To be a successful entrepreneur, you should think like a scientist. 

In other words, experiment
Instead of looking at each day of work as an all-or-nothing milestone on the road to success or failure, think of it as a series of experiments. 

"Entrepreneurship is fundamentally about experimentation because the knowledge required to be successful cannot be known in advance."

Looking at venture-backed firms, Professors William R. Kerr, Ramana Nanda, and Matthew Rhodes-Kropf of Harvard Business School find that they tend to invest a little at a time in their portfolio businesses, testing different questions over time. For example, does this technology even work? Is anyone willing to pay for it?  

As the results come in, venture firms make decisions about whether to invest more or to back out.

"Venture capital firms are better thought of as conducting a portfolio of tests across a number of highly uncertain ideas with skewed economics." Most tests fail, in other words, but venture capitalists relish this information. Once they know something has failed, they can redirect and ramp up investments to those experiments that still look promising. 

In the end, only 6% of investments end up returning more than five times their invested capital -- but together, those few big wins account for about 50% of overall portfolio returns. 

In other words, venture capitalists realize that the "wild success" rate will be low, so rather than focusing on identifying the eventual winners at the beginning, they use the experimental process to reveal those winners over time. 

But it matters for the average entrepreneur too
So how does this apply to everyone else? After all, powerful as they might be, venture-backed firms are very much a minority among entrepreneurs. 

An investigation into small businesses in Texas confirms the importance of experimentation by demonstrating the value of experience. Professors Francine Lafontaine and Kathryn Shaw, from the University of Michigan and Stanford, respectively, find that "serial entrepreneurs are considerable more successful" than their first-time counterparts. 

In other words, someone with prior experience opening and running a business is more likely to be successful the next time around. "For owners with one or more past businesses, the probability of exit is 7% lower than those with no prior business record."

Lafontaine and Shaw chalk up the greater probability of success to the importance of experience.
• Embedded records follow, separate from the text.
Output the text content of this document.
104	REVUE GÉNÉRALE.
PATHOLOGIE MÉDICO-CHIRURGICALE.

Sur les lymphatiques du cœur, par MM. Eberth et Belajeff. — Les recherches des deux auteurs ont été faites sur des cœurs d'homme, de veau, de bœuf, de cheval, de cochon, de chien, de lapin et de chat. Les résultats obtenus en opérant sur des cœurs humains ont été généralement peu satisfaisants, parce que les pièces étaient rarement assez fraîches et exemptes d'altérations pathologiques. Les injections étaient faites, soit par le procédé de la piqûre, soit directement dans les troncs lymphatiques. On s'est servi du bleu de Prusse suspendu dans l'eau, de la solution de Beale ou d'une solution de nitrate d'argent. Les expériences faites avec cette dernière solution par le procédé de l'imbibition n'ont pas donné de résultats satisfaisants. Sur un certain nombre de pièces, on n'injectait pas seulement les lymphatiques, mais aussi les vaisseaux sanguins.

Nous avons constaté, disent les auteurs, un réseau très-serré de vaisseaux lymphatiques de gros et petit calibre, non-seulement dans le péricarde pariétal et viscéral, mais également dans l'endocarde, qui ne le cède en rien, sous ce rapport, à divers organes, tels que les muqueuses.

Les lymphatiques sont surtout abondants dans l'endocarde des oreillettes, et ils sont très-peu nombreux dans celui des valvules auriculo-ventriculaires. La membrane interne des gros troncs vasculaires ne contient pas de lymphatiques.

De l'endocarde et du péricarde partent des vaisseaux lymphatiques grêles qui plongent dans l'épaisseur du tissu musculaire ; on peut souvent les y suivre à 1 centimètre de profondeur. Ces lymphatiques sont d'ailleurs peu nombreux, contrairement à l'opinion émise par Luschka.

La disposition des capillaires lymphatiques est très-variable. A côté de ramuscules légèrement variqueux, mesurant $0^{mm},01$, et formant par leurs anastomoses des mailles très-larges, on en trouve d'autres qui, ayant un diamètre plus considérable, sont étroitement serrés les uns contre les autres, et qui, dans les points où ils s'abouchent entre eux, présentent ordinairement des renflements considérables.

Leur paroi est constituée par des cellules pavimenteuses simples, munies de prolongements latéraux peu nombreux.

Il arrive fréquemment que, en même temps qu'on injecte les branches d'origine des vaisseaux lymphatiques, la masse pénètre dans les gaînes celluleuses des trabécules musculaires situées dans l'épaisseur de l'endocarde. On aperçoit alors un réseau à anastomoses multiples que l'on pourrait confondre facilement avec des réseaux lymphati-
Most businesses are started by people with little to none, so the skills learned in previous businesses can make a real difference. They find that having for each previously "closed" businesses, or those that failed or were sold, reduces the exit rate of the current business by almost 4%. 

That means that people who have been through the trenches before are better at keeping their businesses alive later. 

(It should also be noted that the people who sold probably weren't buying mansions and Porsches with the proceeds. The authors note that, even in cases where an entrepreneur sells a business, they generally don't even take home the present value of their future profits.)  

The lesson: Failure isn't failure unless you stop trying

"Success is the ability to go from one failure to another with no loss of enthusiasm." Sir Winston Churchill 

These two papers complement each other because they each drive home the important role of "failure" in finding the path to success. 

Just as in science, every experiment tells you something. So instead of stressing about that one "make or break" sales pitch, treat it like an experiment. Take the results, measure them up, and see what the data tell you. Maybe you need to try a different way of selling, or a different market entirely. 

Extend this to every aspect of your business, and you'll find a veritable playground of possible experiments. Keep at it, and experiment often. 

It might not just make you a better entrepreneur today, the experience might be exactly what you need in the future, when that vague idea you have now is ready for fruition.